Well, we’ve heard it all now. Rioters have been given what is tantamount to carte blanche in Portland. It’s open season on Portlanders, open season on cops, and open season on the rule of law.
Multnomah County District Attorney Mike Schmidt announced that his default position is not to prosecute and that most crimes by rioters will be forgiven and forgotten.
That list of crimes includes interfering with a police officer, disorderly conduct, and rioting.
- interfering with a police officer
- disorderly conduct
- criminal trespass
- escape in the 3rd degree
- riot (sometimes in some circumstances)
Attacks on police officers and resisting arrest will be scrutinized based on whether – and we’re not making this up – police caused rioters to react because they used tear gas or other crowd-control measures causing rioters to “instinctively lash out.”

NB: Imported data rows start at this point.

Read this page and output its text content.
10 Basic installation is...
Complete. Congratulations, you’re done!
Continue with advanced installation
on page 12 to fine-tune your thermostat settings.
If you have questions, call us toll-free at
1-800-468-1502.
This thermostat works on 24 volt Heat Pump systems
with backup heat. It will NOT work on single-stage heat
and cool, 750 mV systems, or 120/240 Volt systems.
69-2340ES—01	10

…the instinctive reaction of people who have been gassed repeatedly, who have been struck with kinetic projectile weapons, and who have seen other protestors arrested in ways they deeply disapprove of.

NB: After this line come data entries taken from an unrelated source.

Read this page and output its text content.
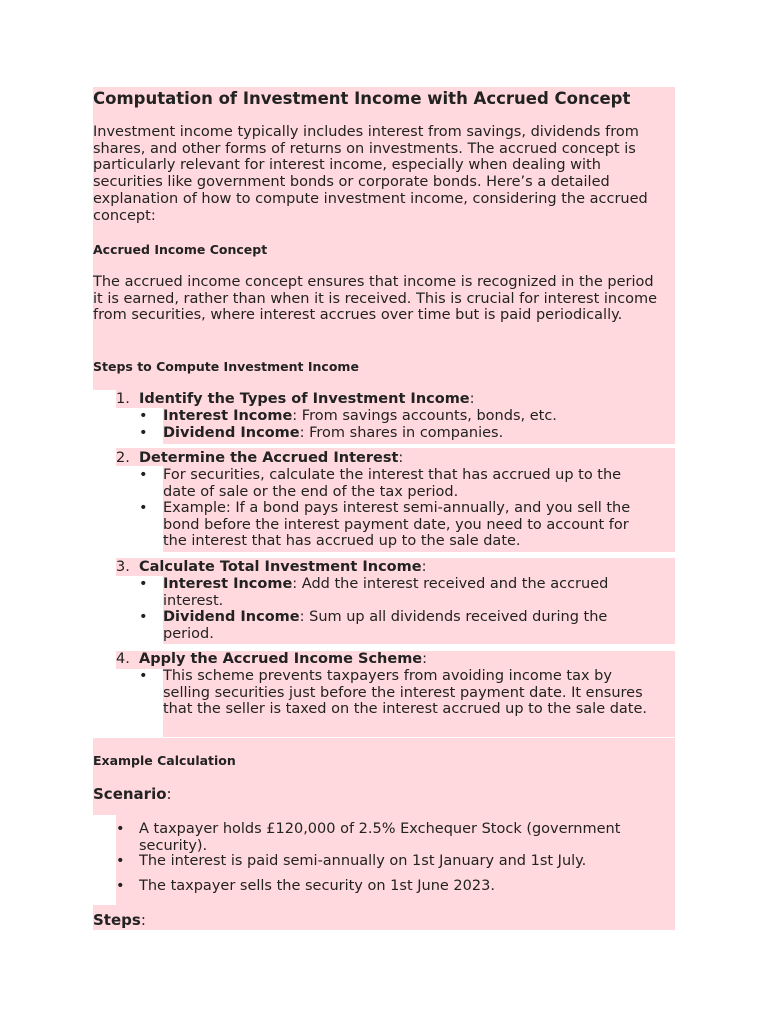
Computation of Investment Income with Accrued Concept

Investment income typically includes interest from savings, dividends from shares, and other forms of returns on investments. The accrued concept is particularly relevant for interest income, especially when dealing with securities like government bonds or corporate bonds. Here’s a detailed explanation of how to compute investment income, considering the accrued concept:

Accrued Income Concept

The accrued income concept ensures that income is recognized in the period it is earned, rather than when it is received. This is crucial for interest income from securities, where interest accrues over time but is paid periodically.

Steps to Compute Investment Income
1. Identify the Types of Investment Income:
• Interest Income: From savings accounts, bonds, etc.
• Dividend Income: From shares in companies.
2. Determine the Accrued Interest:
• For securities, calculate the interest that has accrued up to the date of sale or the end of the tax period.
• Example: If a bond pays interest semi-annually, and you sell the bond before the interest payment date, you need to account for the interest that has accrued up to the sale date.
3. Calculate Total Investment Income:
• Interest Income: Add the interest received and the accrued interest.
• Dividend Income: Sum up all dividends received during the period.
4. Apply the Accrued Income Scheme:
• This scheme prevents taxpayers from avoiding income tax by selling securities just before the interest payment date. It ensures that the seller is taxed on the interest accrued up to the sale date.
Example Calculation
Scenario:
• A taxpayer holds £120,000 of 2.5% Exchequer Stock (government security).
• The interest is paid semi-annually on 1st January and 1st July.
• The taxpayer sells the security on 1st June 2023.
Steps:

He told Oregon Public Broadcasting that “his attorneys will scrutinize every case to determine if the person’s intent was to resist arrest or injure a police officer.”

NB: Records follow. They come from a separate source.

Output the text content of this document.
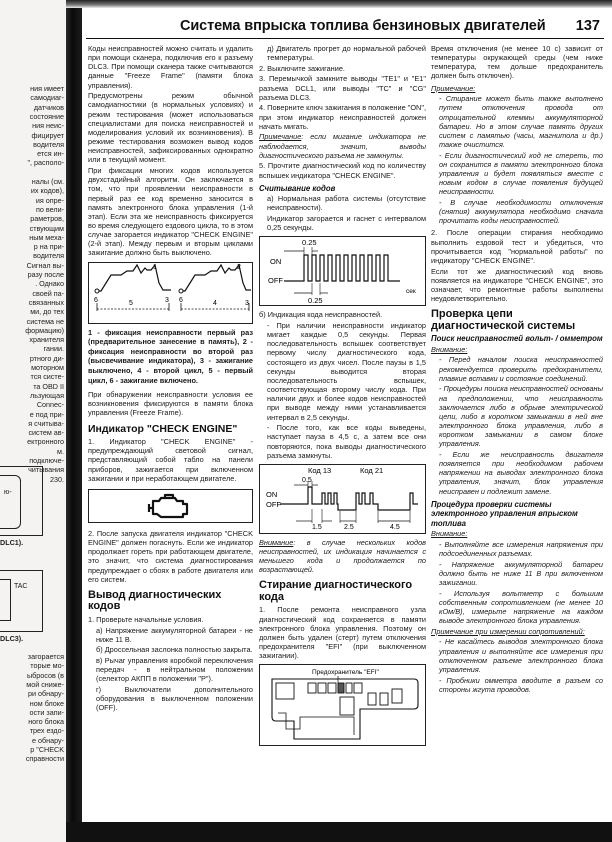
ния имеет
самодиаг-
датчиков
состояние
ния неис-
фицирует
водителя
ется ин-
", располо-
налы (см.
их кодов),
ия опре-
по вели-
раметров,
ствующим
ным меха-
р на при-
водителя
Сигнал вы-
разу после
. Однако
своей па-
связанных
ми, до тех
система не
формацию)
хранителя
гании.
ртного ди-
моторном
тся систе-
та OBD II
льзующая
Connec-
е под при-
я считыва-
систем ав-
ектронного
м.
подключе-
читывания
230.
ю-
DLC1).
TAC
DLC3).
загорается
торые мо-
ыбросов (в
мой сниже-
ри обнару-
ном блоке
ости запи-
ного блока
трех ездо-
е обнару-
р "CHECK
справности
Система впрыска топлива бензиновых двигателей 137

Коды неисправностей можно считать и удалить при помощи сканера, подключив его к разъему DLC3. При помощи сканера также считываются данные "Freeze Frame" (памяти блока управления).

Предусмотрены режим обычной самодиагностики (в нормальных условиях) и режим тестирования (может использоваться специалистами для поиска неисправностей и моделирования условий их возникновения). В режиме тестирования возможен вывод кодов неисправностей, зафиксированных однократно или в текущий момент.

При фиксации многих кодов используется двухстадийный алгоритм. Он заключается в том, что при проявлении неисправности в первый раз ее код временно заносится в память электронного блока управления (1-й этап). Если эта же неисправность фиксируется во время следующего ездового цикла, то в этом случае загорается индикатор "CHECK ENGINE" (2-й этап). Между первым и вторым циклами зажигание должно быть выключено.

1	2
6	5	3 6	4	3

1 - фиксация неисправности первый раз (предварительное занесение в память), 2 - фиксация неисправности во второй раз (высвечивание индикатора), 3 - зажигание выключено, 4 - второй цикл, 5 - первый цикл, 6 - зажигание включено.

При обнаружении неисправности условия ее возникновения фиксируются в памяти блока управления (Freeze Frame).

Индикатор "CHECK ENGINE"

1. Индикатор "CHECK ENGINE" - предупреждающий световой сигнал, представляющий собой табло на панели приборов, зажигается при включенном зажигании и при неработающем двигателе.

2. После запуска двигателя индикатор "CHECK ENGINE" должен погаснуть. Если же индикатор продолжает гореть при работающем двигателе, это значит, что система диагностирования предупреждает о сбоях в работе двигателя или его систем.

Вывод диагностических кодов

1. Проверьте начальные условия.

а) Напряжение аккумуляторной батареи - не ниже 11 В.

б) Дроссельная заслонка полностью закрыта.

в) Рычаг управления коробкой переключения передач - в нейтральном положении (селектор АКПП в положении "P").

г) Выключатели дополнительного оборудования в выключенном положении (OFF).

д) Двигатель прогрет до нормальной рабочей температуры.

2. Выключите зажигание.

3. Перемычкой замкните выводы "TE1" и "E1" разъема DCL1, или выводы "TC" и "CG" разъема DLC3.

4. Поверните ключ зажигания в положение "ON", при этом индикатор неисправностей должен начать мигать.

Примечание: если мигание индикатора не наблюдается, значит, выводы диагностического разъема не замкнуты.

5. Прочтите диагностический код по количеству вспышек индикатора "CHECK ENGINE".

Считывание кодов

а) Нормальная работа системы (отсутствие неисправности).

Индикатор загорается и гаснет с интервалом 0,25 секунды.

0.25
ON
OFF
сек
0.25

б) Индикация кода неисправностей.

- При наличии неисправности индикатор мигает каждые 0,5 секунды. Первая последовательность вспышек соответствует первому числу диагностического кода, состоящего из двух чисел. После паузы в 1,5 секунды выводится вторая последовательность вспышек, соответствующая второму числу кода. При наличии двух и более кодов неисправностей при выводе между ними устанавливается интервал в 2,5 секунды.

- После того, как все коды выведены, наступает пауза в 4,5 с, а затем все они повторяются, пока выводы диагностического разъема замкнуты.

Код 13	Код 21
0.5
ON
OFF
1.5	2.5	4.5

Внимание: в случае нескольких кодов неисправностей, их индикация начинается с меньшего кода и продолжается по возрастающей.

Стирание диагностического кода

1. После ремонта неисправного узла диагностический код сохраняется в памяти электронного блока управления. Поэтому он должен быть удален (стерт) путем отключения предохранителя "EFI" (при выключенном зажигании).

Предохранитель "EFI"

Время отключения (не менее 10 с) зависит от температуры окружающей среды (чем ниже температура, тем дольше предохранитель должен быть отключен).

Примечание:

- Стирание может быть также выполнено путем отключения провода от отрицательной клеммы аккумуляторной батареи. Но в этом случае память других систем с памятью (часы, магнитола и др.) также очистится.

- Если диагностический код не стереть, то он сохранится в памяти электронного блока управления и будет появляться вместе с новым кодом в случае появления будущей неисправности.

- В случае необходимости отключения (снятия) аккумулятора необходимо сначала прочитать коды неисправностей.

2. После операции стирания необходимо выполнить ездовой тест и убедиться, что прочитывается код "нормальной работы" по индикатору "CHECK ENGINE".

Если тот же диагностический код вновь появляется на индикаторе "CHECK ENGINE", это означает, что ремонтные работы выполнены неудовлетворительно.

Проверка цепи диагностической системы
Поиск неисправностей вольт- / омметром

Внимание:

- Перед началом поиска неисправностей рекомендуется проверить предохранители, плавкие вставки и состояние соединений.

- Процедуры поиска неисправностей основаны на предположении, что неисправность заключается либо в обрыве электрической цепи, либо в коротком замыкании в ней вне электронного блока управления, либо в коротком замыкании в самом блоке управления.

- Если же неисправность двигателя появляется при необходимом рабочем напряжении на выводах электронного блока управления, значит, блок управления неисправен и подлежит замене.

Процедура проверки системы электронного управления впрыском топлива

Внимание:

- Выполняйте все измерения напряжения при подсоединенных разъемах.

- Напряжение аккумуляторной батареи должно быть не ниже 11 В при включенном зажигании.

- Используя вольтметр с большим собственным сопротивлением (не менее 10 кОм/В), измерьте напряжение на каждом выводе электронного блока управления.

Примечание при измерении сопротивлений:

- Не касайтесь выводов электронного блока управления и выполняйте все измерения при отключенном разъеме электронного блока управления.

- Пробники омметра вводите в разъем со стороны жгута проводов.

That’s right. Schmidt basically said that if an assault on a police officer or resisting arrest occurred when police were clearing an area with tear gas, for example, that he would consider dropping those charges.
[We’ll take] a particularly hard look at resisting arrest and assault of a public safety officer if those cases occurred when an individual was being tear gassed or otherwise exposed to a use of force at the time of the resistance.
His staff plans to determine the intent with which the rioter used violence to determine whether he or she is worthy of prosecution or “restorative justice.”
He told the local taxpayer-funded radio station that “the presumption on a lot of these cases that are listed out there is that we won’t prosecute… But if there are egregious circumstances or something about the case that stands out, we can always choose to prosecute.”